2. Hand hygiene and cleanliness
Hand hygiene was a focus area for preventing the spread of infections at Stillwater.
"We do a program that's a commitment to excellence," she says. "Last year we did a huge push on hand hygiene."
Each month, "secret shoppers" do direct observation on the units to assess issues regarding hand hygiene.
"What we check for is hand hygiene upon entering the room and upon leaving the room," Kimber says.
To increase patients' sense of safety, Kimber says she has reinforced hand hygiene practices with clinicians so that even if nurses or physicians have just cleaned their hands with alcohol foam or gel after exiting a room, they need to reapply it if they are going directly into a new room, even if they have not touched anything between rooms.
In addition, Stillwater Medical Center is using a bleach-based product to clean all rooms and equipment after a patient is discharged.
"We used to only [use bleach] on positive C. diff rooms," Kimber explains. "Now we use it on all rooms because there are so many people who are carriers and not showing signs [of infection] until after they've been discharged."
Kimber also educates environmental services staff on the "why" behind cleaning techniques.
"What we honed-in on is the actual cleaning of the area—friction and leaving the products on for the allotted time to disrupt the replication of cells and bacteria," she says. "We've done a ton of education on how to clean, when to clean, and why to clean."
3. Robots
While the campaign took place over a year, Kimber says it was the addition of pulsed xenon ultra-violet robots that drove C. diff rates down to zero.

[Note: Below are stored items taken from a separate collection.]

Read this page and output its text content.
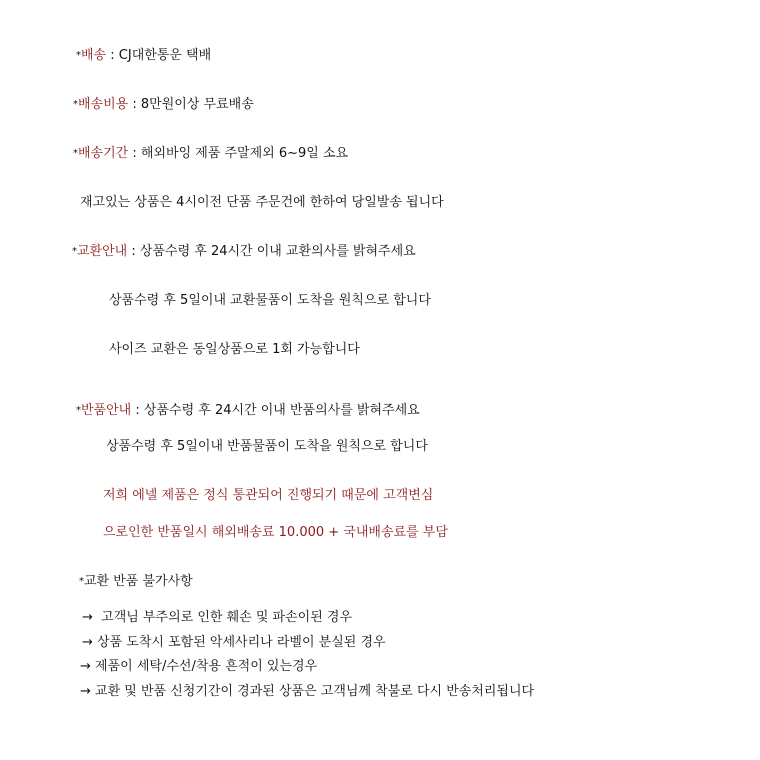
*배송 : CJ대한통운 택배
*배송비용 : 8만원이상 무료배송
*배송기간 : 해외바잉 제품 주말제외 6~9일 소요
재고있는 상품은 4시이전 단품 주문건에 한하여 당일발송 됩니다
*교환안내 : 상품수령 후 24시간 이내 교환의사를 밝혀주세요
상품수령 후 5일이내 교환물품이 도착을 원칙으로 합니다
사이즈 교환은 동일상품으로 1회 가능합니다
*반품안내 : 상품수령 후 24시간 이내 반품의사를 밝혀주세요
상품수령 후 5일이내 반품물품이 도착을 원칙으로 합니다
저희 에넬 제품은 정식 통관되어 진행되기 때문에 고객변심
으로인한 반품일시 해외배송료 10.000 + 국내배송료를 부담
*교환 반품 불가사항
→ 고객님 부주의로 인한 훼손 및 파손이된 경우
→ 상품 도착시 포함된 악세사리나 라벨이 분실된 경우
→ 제품이 세탁/수선/착용 흔적이 있는경우
→ 교환 및 반품 신청기간이 경과된 상품은 고객님께 착불로 다시 반송처리됩니다
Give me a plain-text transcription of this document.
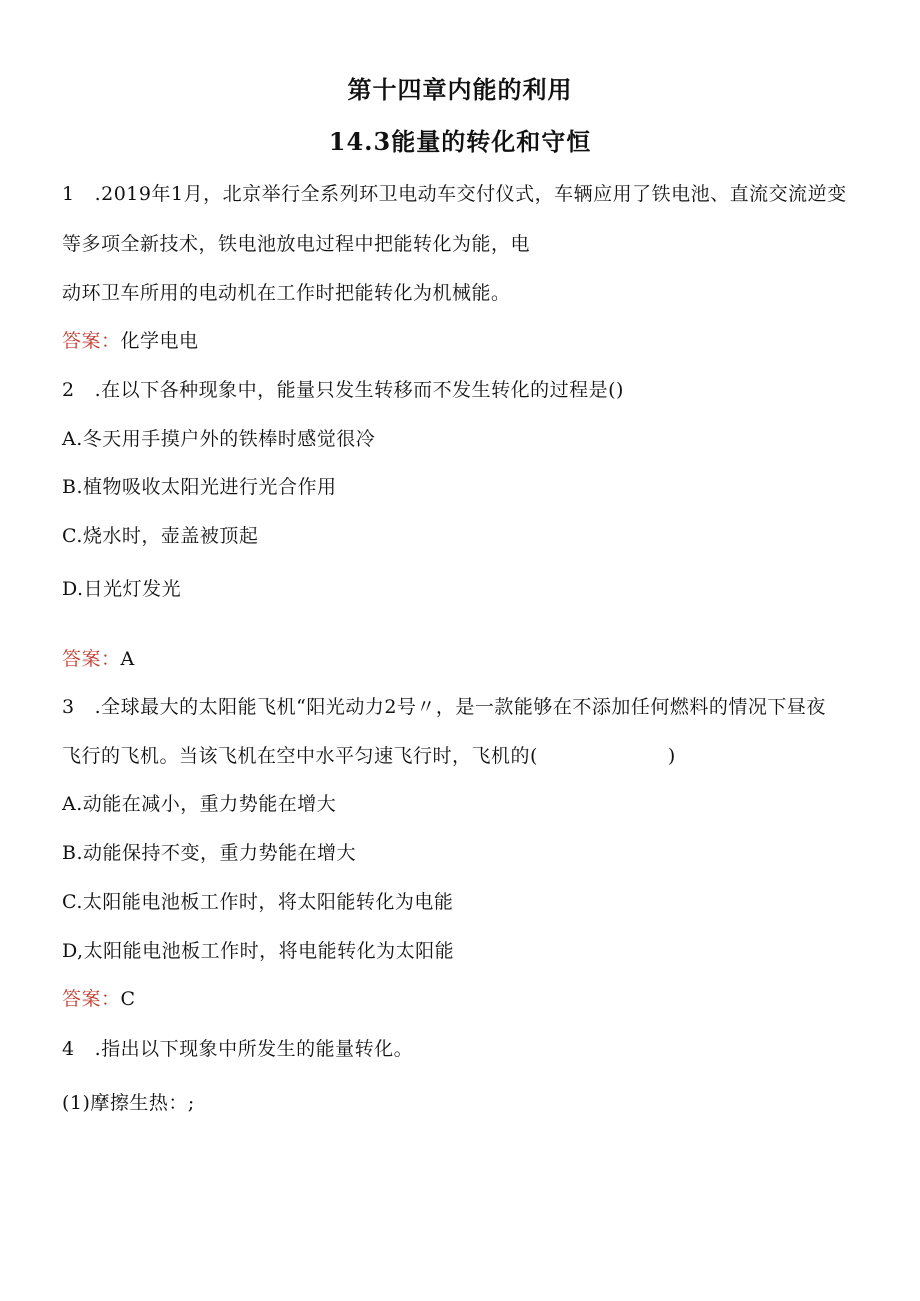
第十四章内能的利用
14.3能量的转化和守恒
1 .2019年1月，北京举行全系列环卫电动车交付仪式，车辆应用了铁电池、直流交流逆变
等多项全新技术，铁电池放电过程中把能转化为能，电
动环卫车所用的电动机在工作时把能转化为机械能。
答案：化学电电
2 .在以下各种现象中，能量只发生转移而不发生转化的过程是()
A.冬天用手摸户外的铁棒时感觉很冷
B.植物吸收太阳光进行光合作用
C.烧水时，壶盖被顶起
D.日光灯发光
答案：A
3 .全球最大的太阳能飞机“阳光动力2号〃，是一款能够在不添加任何燃料的情况下昼夜
飞行的飞机。当该飞机在空中水平匀速飞行时，飞机的(	)
A.动能在减小，重力势能在增大
B.动能保持不变，重力势能在增大
C.太阳能电池板工作时，将太阳能转化为电能
D,太阳能电池板工作时，将电能转化为太阳能
答案：C
4 .指出以下现象中所发生的能量转化。
(1)摩擦生热：;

"What we saw with our use of the UV robots, which we started in October 2017, was that for the last quarter of the year, our C. diff hospital onset cases have been zero," she says. "I've been an infection control nurse for almost 18 years and I'd never seen a drop as dramatically as I had in C. diff after implementation of the UV robots."
While the robots are not cheap, Kimber estimates that each machine costs about $100,000. Stillwater purchased six robots.
"You always worry about surgical-site infections, and you always worry about those infections that patients get in the hospital such as C. diff, MRSA, CRE, and VRE," she says. "By national standards one C. diff infection is about $30,000 when you look at morbidity and length of stay. For surgical-site infection, if it's a hip or a knee, you're getting into the hundreds of thousands. So, for example, with surgical-site infections if you could just save one surgical-site infection—say a hip or a knee—you've already saved $100,000, so your ROI will be pretty quick in knocking your infection rates down."
Kimber says she encourages infection control practitioners to talk with their colleagues about effective solutions for decreasing infections—whether it's using education, technology, or something else.
"I recommend people do their own research and find out what's best for their facility and what their actual needs are," she says. "Infection control nurses have a pretty tight network, so talk to your colleagues and see what they're doing in their hospitals. Talk to the ones that are the same size as you and bigger than you and see how you can glean information from that."
Kimber says, "There were tons of things that went into [reducing hospital onset infections]. Having that rate down to zero for three months has been a huge accomplishment."